"A forma mais rápida e certa de mostrar que a posição de Copérnico não é contrária às Escrituras é, a meu ver, mostrar por mil provas que tal proposição (o copernicanismo) é verdadeira e que a posição contrária não pode subsistir de forma alguma; conseqüentemente, desde que duas verdades não podem contradizer uma à outra, é necessário que a posição reconhecida como verdadeira concorde com as Sagradas Escrituras." (tradução minha)
GALILEU, in BERTI's Copernico e le vicende del sistema copernicano
Tanto Kepler e Brahe quanto Osiander e Bellarmino haviam salientado o fato de que teorias astronômicas conflitantes, mas adequadas aos fenômenos podiam ser defendidas simultaneamente sem contradição. A solução para tal conflito seria, para Kepler e Brahe, comparar os corolários de tais teorias com um critério infalível de desempate: as verdades bem fundamentadas da física aristotélica e as verdades reveladas das Escrituras.
Galileu, por sua vez, rejeitava a idéia de Osiander de interpretar as teorias astronômicas como descrições matemáticas somente adequadas aos fenômenos e afirmava a verdade do copernicanismo. Mas este estava em contradição com a física peripatética e com as Escrituras.
Quanto a Aristóteles, Galileu considerava que o mestre grego estava errado. Quanto às Escrituras, bem, elas não estavam erradas, mas sua contradição com o copernicanismo era apenas aparente, fruto de interpretações da Tradição, essas sim errôneas.
Ele propõe então um engenhoso raciocínio para provar sua tese. Se realmente duas verdades não podem estar em contradição e se o copernicanismo mostrasse infalivelmente sua verdade, então ter-se-ia que admitir que ele não poderia estar em contradição com as Escrituras, que eram reveladas por Deus e, por isso mesmo, certamente verdadeiras.
O ainda cardeal Maffeo Barberini, futuro Urbano VIII, amigo e salvador de Galileu, ouviu da boca do próprio florentino esse argumento e a ele se contrapôs com sagacidade. Ora, se era verdade que o copernicanismo, se verdadeiro, não poderia logicamente estar em contradição com a verdade das Escrituras, restava ainda provar que o copernicanismo era verdadeiro.

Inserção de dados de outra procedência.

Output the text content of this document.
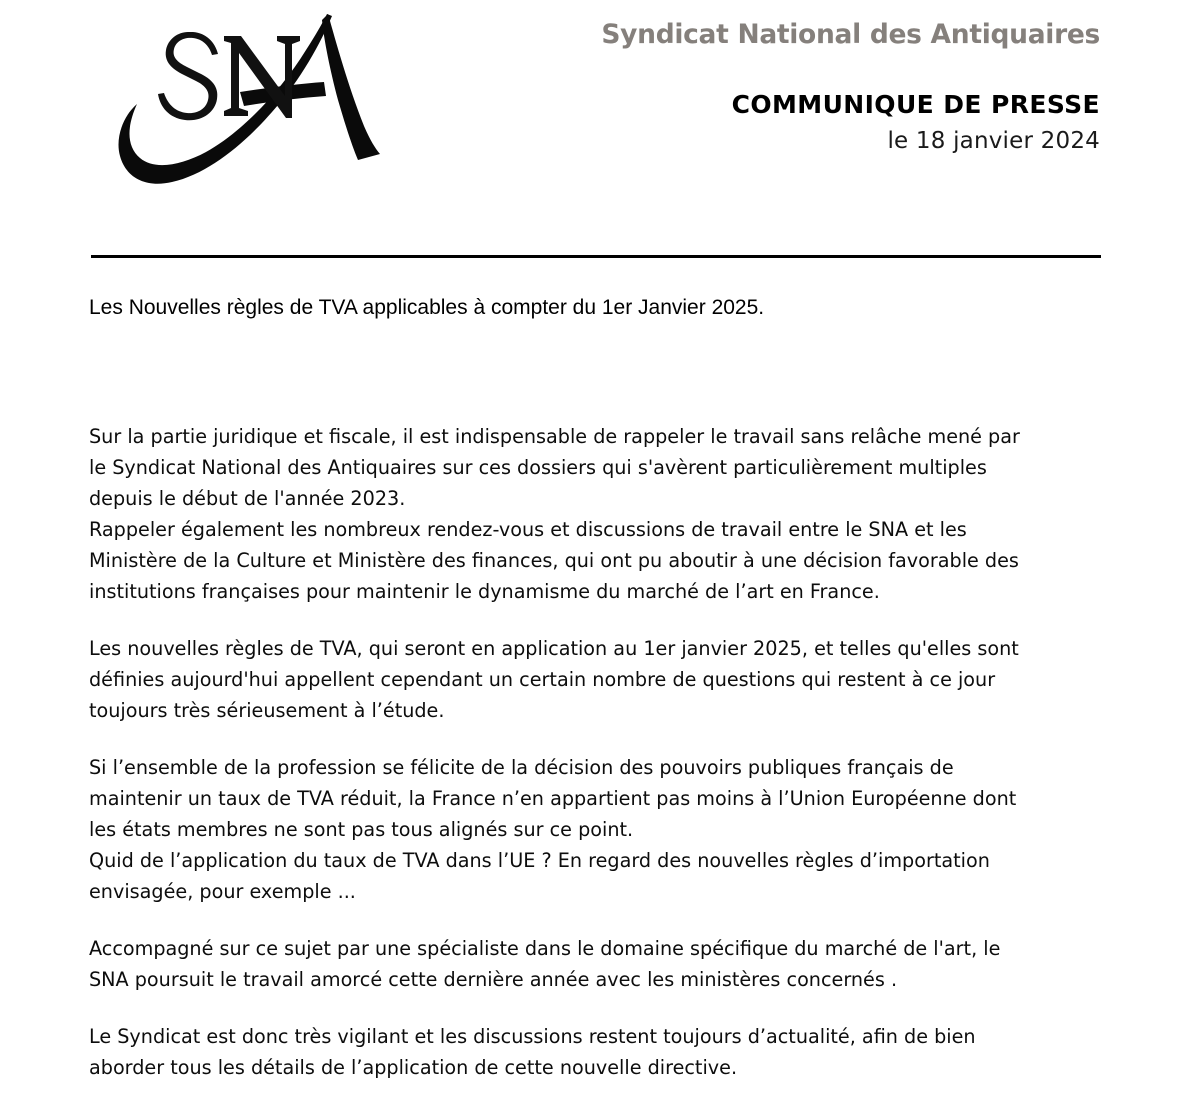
Syndicat National des Antiquaires
COMMUNIQUE DE PRESSE
le 18 janvier 2024
Les Nouvelles règles de TVA applicables à compter du 1er Janvier 2025.

Sur la partie juridique et fiscale, il est indispensable de rappeler le travail sans relâche mené par
le Syndicat National des Antiquaires sur ces dossiers qui s'avèrent particulièrement multiples
depuis le début de l'année 2023.
Rappeler également les nombreux rendez-vous et discussions de travail entre le SNA et les
Ministère de la Culture et Ministère des finances, qui ont pu aboutir à une décision favorable des
institutions françaises pour maintenir le dynamisme du marché de l’art en France.

Les nouvelles règles de TVA, qui seront en application au 1er janvier 2025, et telles qu'elles sont
définies aujourd'hui appellent cependant un certain nombre de questions qui restent à ce jour
toujours très sérieusement à l’étude.

Si l’ensemble de la profession se félicite de la décision des pouvoirs publiques français de
maintenir un taux de TVA réduit, la France n’en appartient pas moins à l’Union Européenne dont
les états membres ne sont pas tous alignés sur ce point.
Quid de l’application du taux de TVA dans l’UE ? En regard des nouvelles règles d’importation
envisagée, pour exemple ...

Accompagné sur ce sujet par une spécialiste dans le domaine spécifique du marché de l'art, le
SNA poursuit le travail amorcé cette dernière année avec les ministères concernés .

Le Syndicat est donc très vigilant et les discussions restent toujours d’actualité, afin de bien
aborder tous les détails de l’application de cette nouvelle directive.
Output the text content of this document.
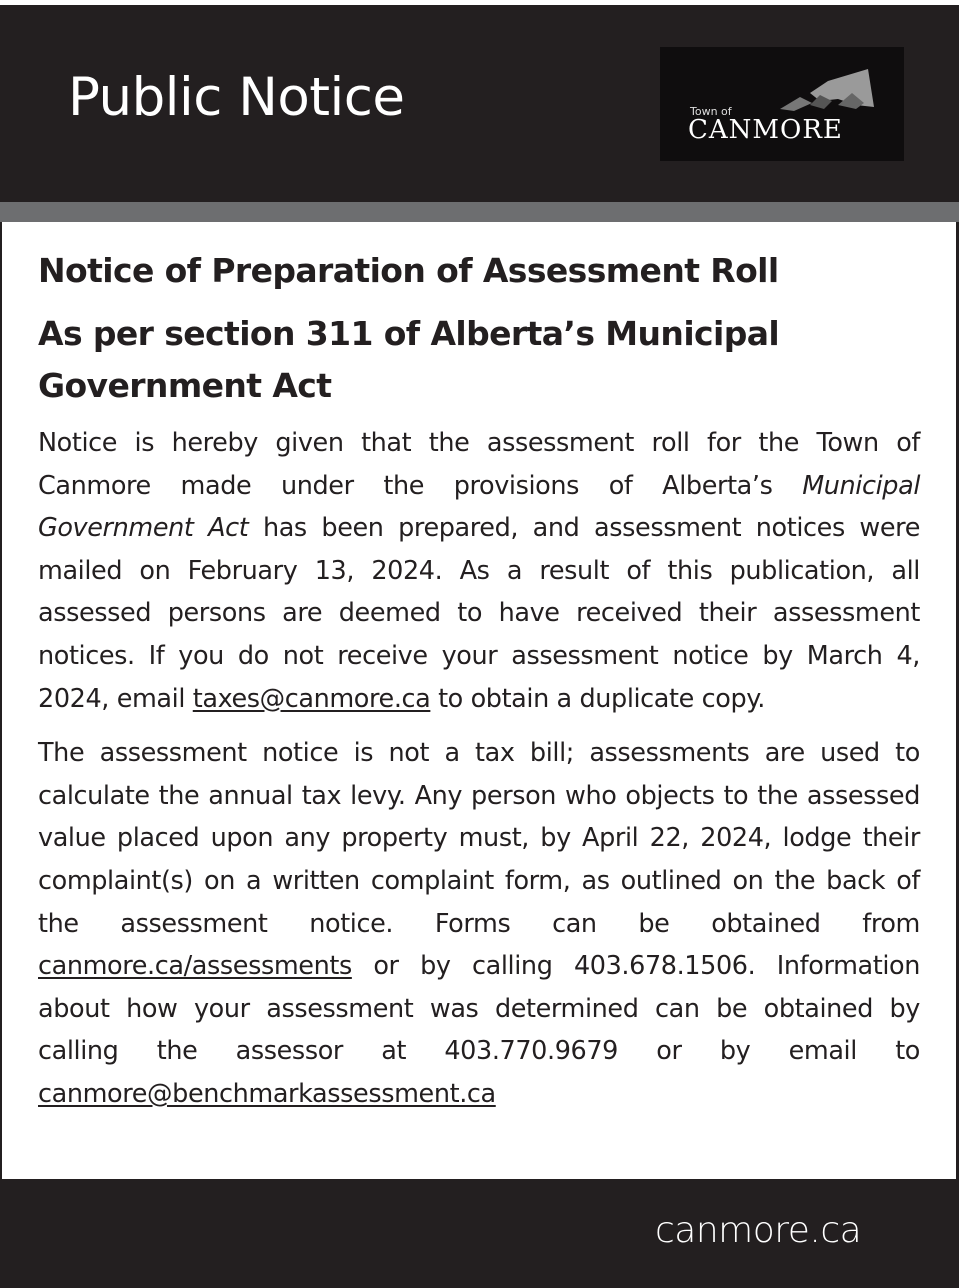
Public Notice	Town of
CANMORE
Notice of Preparation of Assessment Roll
As per section 311 of Alberta’s Municipal Government Act

Notice is hereby given that the assessment roll for the Town of Canmore made under the provisions of Alberta’s Municipal Government Act has been prepared, and assessment notices were mailed on February 13, 2024. As a result of this publication, all assessed persons are deemed to have received their assessment notices. If you do not receive your assessment notice by March 4, 2024, email taxes@canmore.ca to obtain a duplicate copy.

The assessment notice is not a tax bill; assessments are used to calculate the annual tax levy. Any person who objects to the assessed value placed upon any property must, by April 22, 2024, lodge their complaint(s) on a written complaint form, as outlined on the back of the assessment notice. Forms can be obtained from canmore.ca/assessments or by calling 403.678.1506. Information about how your assessment was determined can be obtained by calling the assessor at 403.770.9679 or by email to canmore@benchmarkassessment.ca

canmore.ca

Ocorre que, ainda que, como queria Galileu, o copernicanismo se mostrasse, por mil argumentos, melhor do que qualquer alternativa existente, isso não provaria sua verdade, pois "Deus teria o poder e o saber para arranjar de forma diferente as órbitas e estrelas de uma forma tal que salvasse todos os fenômenos que aparecem nos céus ou que se referem ao movimento, ordem, localização, distâncias e arranjo das estrelas."
Ou seja, ainda que houvessem na época somente duas teorias alternativas para explicar o universo e, somente uma delas, o copernicanismo, fosse capaz de salvar todos os fenômenos, isso não teria força de prova de um silogismo disjuntivo (A ou B, não-B, então A). Isso simplesmente pelo fato de que, no caso das teorias científicas, não há como garantir que realmente não há e não pode haver uma terceira alternativa.
Pelo fato de que as teorias somente podem, como Osiander e Bellarmino compreenderam, oferecer em sua defesa a adequação de suas proposições aos fenômenos observáveis, é sempre possível que estejam erradas e, ainda assim adequadas. É possível sempre que a natureza das coisas seja outra, ainda não imaginada e proposta numa teoria.
Nesse sentido, é sempre possível que Deus tenha arranjado as coisas de forma diferente do que afirmam todas as teorias conflitantes e, contudo, adequadas aos fenômenos acessíveis à observação. Por outras palavras, a adequação de uma teoria e a não-adequação das rivais não torna a primeira verdadeira, pois é sempre possível que a natureza das coisas seja diversa das afirmações da teoria meramente adequada.
Assim, Galileu teria que mostrar que o copernicanismo, além de supostamente o único adequado aos fenômenos, era também a única resposta possível (a existência de uma alternativa sendo impossível) para aí então, pela exigência lógica de que duas verdades não podem se contradizer, forçar a Igreja a empreender uma revisão na interpretação tradicional das Escrituras para harmonizá-las com o copernicanismo.
Segundo Oregio, que relata a conversa de Barberini com Galileu ocorrida logo após a condenação de 1616, o astrônomo e matemático florentino, depois de ouvir tal argumento do futuro papa, calou-se meditativo.